Rara menggeleng lemah sembari tersenyum malu.
"Aku tidak iri lagi pada Furi, tapi aku tetap sedih karena kehilangan teman
secantik Furi. Aku harap ia baik-baik saja," kata Rara lirih.
Rara dan Pilon sama-sama terdiam. Lama sekali, sambil memandangi
indahnya pelangi di atas cakrawala. Dalam diam mereka berdoa agar Furi
tidak celaka dan bisa menikmati indahnya pelangi. Lalu terdengar teriakan
dari kejauhan,"Aku datang! Aku datang! Aku datang!"

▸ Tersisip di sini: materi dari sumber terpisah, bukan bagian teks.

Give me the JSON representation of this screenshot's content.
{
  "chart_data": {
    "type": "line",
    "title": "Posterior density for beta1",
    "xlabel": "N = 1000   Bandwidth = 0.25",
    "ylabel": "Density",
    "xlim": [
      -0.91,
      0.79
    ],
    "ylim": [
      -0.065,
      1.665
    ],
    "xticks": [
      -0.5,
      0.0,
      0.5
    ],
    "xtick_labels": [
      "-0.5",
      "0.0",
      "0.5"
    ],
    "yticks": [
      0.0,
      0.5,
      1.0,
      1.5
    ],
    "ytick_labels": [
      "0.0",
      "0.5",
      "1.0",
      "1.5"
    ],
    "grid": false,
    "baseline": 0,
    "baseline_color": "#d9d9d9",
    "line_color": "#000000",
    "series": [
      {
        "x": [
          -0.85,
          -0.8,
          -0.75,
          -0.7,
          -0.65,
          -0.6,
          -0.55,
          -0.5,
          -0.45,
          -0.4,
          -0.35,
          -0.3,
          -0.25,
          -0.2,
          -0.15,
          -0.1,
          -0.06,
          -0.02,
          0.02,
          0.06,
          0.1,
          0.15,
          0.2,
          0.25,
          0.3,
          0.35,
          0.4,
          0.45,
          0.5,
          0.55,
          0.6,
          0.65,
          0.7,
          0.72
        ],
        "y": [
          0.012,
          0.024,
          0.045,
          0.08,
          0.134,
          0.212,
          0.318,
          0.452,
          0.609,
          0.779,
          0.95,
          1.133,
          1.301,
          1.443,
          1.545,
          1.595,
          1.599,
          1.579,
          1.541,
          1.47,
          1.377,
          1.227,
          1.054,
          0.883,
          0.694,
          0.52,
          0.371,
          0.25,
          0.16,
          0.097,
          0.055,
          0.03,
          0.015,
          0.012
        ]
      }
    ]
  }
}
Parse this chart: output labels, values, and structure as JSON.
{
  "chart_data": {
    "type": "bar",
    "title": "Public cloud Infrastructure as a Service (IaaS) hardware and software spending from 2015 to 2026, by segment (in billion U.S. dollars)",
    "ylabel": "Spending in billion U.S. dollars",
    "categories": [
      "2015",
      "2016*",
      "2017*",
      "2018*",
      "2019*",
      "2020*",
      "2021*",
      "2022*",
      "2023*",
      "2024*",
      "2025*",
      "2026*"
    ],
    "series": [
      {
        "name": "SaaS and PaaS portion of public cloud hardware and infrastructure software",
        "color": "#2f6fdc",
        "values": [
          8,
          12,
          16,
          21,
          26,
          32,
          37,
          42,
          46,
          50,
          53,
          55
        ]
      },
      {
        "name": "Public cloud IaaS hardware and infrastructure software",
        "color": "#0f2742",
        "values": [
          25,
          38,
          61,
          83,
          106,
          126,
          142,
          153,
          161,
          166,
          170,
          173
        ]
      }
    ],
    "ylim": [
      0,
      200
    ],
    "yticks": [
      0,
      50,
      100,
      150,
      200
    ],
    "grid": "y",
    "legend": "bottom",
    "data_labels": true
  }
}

"Ah, Furi datang," Rara dan Pilon saling berpandangan. Furi tampak bugar
dan berseri, seakan tak pernah sedih dan merasa sakit. Padahal ia tadi terembus
angin kencang. Kini, Furi datang bersama teman-temannya. Banyak sekali.
Semuanya bersayap seindah pelangi. Menari-nari di udara bebas. Udara terasa
sejuk segar. Langit terang, Matahari mengintip di balik awan seolah memberi
kesempatan pada bianglala untuk menampakkan diri lebih lama.
Bianglala laksana kupu-kupu yang banyak. Terbang mengambang di
sekeliling awan. Menjalin sebuah selendang bidadari yang melambai-lambai
di udara bebas. Awan-awan tampak seperti kura-kura raksasa berwarna putih.
Bergerak lambat mengiringi tarian kupu-kupu. Indah sekali.